It should be but isn’t. Most of the abstractions are trying to add an immutability layer over something that isn’t immutable and is very definitely knee deep in locks, state and other difficult to resolve problems which compromise it entirely. Ergo you now have two layers of problems to deal with. If you buy too far in you’re living a lie.
Oh yes we will indeed just redeploy that container. Oh well no we can’t because the PV is stuck.
Oh yes we’ll just redeploy all the SQS queues. Oh no wait they have data in them.
The article seems to be tying two ideas together - immutability and infrastructure as code. I’m unsure why the author decided to link the two ideas.

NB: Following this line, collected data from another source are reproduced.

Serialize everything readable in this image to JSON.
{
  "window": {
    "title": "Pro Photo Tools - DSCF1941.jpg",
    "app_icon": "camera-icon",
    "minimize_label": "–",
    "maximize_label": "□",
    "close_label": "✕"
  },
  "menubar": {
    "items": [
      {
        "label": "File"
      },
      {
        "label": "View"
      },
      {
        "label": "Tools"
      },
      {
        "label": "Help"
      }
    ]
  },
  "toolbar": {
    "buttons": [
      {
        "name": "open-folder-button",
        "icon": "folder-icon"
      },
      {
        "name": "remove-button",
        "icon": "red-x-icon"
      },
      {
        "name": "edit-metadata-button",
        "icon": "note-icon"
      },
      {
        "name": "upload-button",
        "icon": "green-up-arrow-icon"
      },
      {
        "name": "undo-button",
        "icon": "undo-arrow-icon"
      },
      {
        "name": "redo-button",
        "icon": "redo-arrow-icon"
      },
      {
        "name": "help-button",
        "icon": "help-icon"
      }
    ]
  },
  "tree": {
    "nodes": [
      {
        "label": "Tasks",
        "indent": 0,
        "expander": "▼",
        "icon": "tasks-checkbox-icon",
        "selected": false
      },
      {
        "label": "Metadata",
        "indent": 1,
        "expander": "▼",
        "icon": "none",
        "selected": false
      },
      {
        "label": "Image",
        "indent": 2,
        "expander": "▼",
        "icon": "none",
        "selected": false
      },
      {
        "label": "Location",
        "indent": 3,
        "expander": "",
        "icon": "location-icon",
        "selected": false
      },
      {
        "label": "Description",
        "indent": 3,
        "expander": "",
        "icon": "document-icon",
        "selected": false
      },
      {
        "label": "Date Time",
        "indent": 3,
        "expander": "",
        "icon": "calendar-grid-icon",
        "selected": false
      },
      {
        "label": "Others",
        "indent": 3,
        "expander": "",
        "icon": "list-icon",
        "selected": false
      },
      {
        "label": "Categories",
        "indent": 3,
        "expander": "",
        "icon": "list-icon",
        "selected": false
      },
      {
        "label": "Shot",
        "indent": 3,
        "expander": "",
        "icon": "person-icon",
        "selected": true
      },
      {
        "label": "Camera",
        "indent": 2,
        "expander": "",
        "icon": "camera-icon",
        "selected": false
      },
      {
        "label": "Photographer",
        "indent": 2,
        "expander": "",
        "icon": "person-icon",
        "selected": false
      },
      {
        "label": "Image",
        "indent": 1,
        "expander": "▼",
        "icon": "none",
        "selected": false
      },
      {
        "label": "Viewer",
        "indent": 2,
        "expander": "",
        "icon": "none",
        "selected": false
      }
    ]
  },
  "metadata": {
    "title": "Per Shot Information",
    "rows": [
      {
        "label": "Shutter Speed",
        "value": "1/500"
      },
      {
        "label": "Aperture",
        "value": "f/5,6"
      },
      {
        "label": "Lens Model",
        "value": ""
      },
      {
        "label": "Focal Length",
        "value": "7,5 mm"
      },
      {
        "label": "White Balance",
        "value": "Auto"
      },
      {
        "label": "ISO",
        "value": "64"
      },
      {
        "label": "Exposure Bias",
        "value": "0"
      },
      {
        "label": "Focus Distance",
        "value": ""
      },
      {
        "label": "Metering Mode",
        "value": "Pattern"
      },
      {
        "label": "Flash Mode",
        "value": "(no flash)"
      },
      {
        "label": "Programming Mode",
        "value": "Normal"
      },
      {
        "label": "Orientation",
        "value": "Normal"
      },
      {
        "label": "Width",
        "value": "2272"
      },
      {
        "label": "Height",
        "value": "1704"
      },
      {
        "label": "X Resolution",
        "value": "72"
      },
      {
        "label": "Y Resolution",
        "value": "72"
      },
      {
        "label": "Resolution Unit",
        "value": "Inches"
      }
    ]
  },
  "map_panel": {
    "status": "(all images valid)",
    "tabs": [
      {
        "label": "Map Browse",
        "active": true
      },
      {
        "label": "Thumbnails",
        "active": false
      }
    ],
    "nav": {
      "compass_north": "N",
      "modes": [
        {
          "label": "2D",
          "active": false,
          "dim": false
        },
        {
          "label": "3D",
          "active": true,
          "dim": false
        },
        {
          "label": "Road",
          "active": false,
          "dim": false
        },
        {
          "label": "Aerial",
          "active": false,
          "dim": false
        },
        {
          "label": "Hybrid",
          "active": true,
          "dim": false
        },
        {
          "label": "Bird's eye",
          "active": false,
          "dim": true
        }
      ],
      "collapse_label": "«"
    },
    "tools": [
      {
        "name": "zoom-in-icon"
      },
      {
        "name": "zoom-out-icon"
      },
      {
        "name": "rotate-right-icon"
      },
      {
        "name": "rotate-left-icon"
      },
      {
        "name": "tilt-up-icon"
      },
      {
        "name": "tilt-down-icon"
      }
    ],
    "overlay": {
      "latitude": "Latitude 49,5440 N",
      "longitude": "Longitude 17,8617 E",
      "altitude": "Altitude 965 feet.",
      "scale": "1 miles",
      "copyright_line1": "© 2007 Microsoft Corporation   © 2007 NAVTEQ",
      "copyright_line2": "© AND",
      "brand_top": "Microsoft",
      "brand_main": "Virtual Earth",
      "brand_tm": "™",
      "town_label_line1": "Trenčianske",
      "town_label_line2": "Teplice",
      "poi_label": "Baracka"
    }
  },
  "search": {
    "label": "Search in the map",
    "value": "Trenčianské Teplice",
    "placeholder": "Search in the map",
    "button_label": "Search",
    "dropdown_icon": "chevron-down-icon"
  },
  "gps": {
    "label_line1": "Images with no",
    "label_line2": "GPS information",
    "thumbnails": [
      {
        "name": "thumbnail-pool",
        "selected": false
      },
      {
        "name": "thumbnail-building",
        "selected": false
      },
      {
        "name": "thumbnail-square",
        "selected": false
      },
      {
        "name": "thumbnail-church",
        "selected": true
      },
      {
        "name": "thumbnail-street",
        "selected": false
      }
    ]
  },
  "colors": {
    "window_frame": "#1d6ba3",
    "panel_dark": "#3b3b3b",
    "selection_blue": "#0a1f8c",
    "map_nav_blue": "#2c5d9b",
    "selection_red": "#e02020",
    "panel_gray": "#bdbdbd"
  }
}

Immutability, IMHO, is a terrible idea for infrastructure as a general purpose rule. Making it more complicated for developers to deploy systems, and requiring deployments to go through many steps (as immutability typically requires a full blue / green deploy), means MTTR will be longer.
Also, trying to fix a problem in situ takes longer (because you don’t have the tools for it).
Lastly, immutability is a lie. If you’re using something like v8, over time, the JIT and GC may change behavior. The cloud vendor may deploy new software.
If your software can be deployed as a fully self contained, stateless application, perhaps you can ignore these problems, especially by constantly recycling infrastructure. Now, the real problems begin to occur when you stop recycling - that’s when really interesting longevity problems appear.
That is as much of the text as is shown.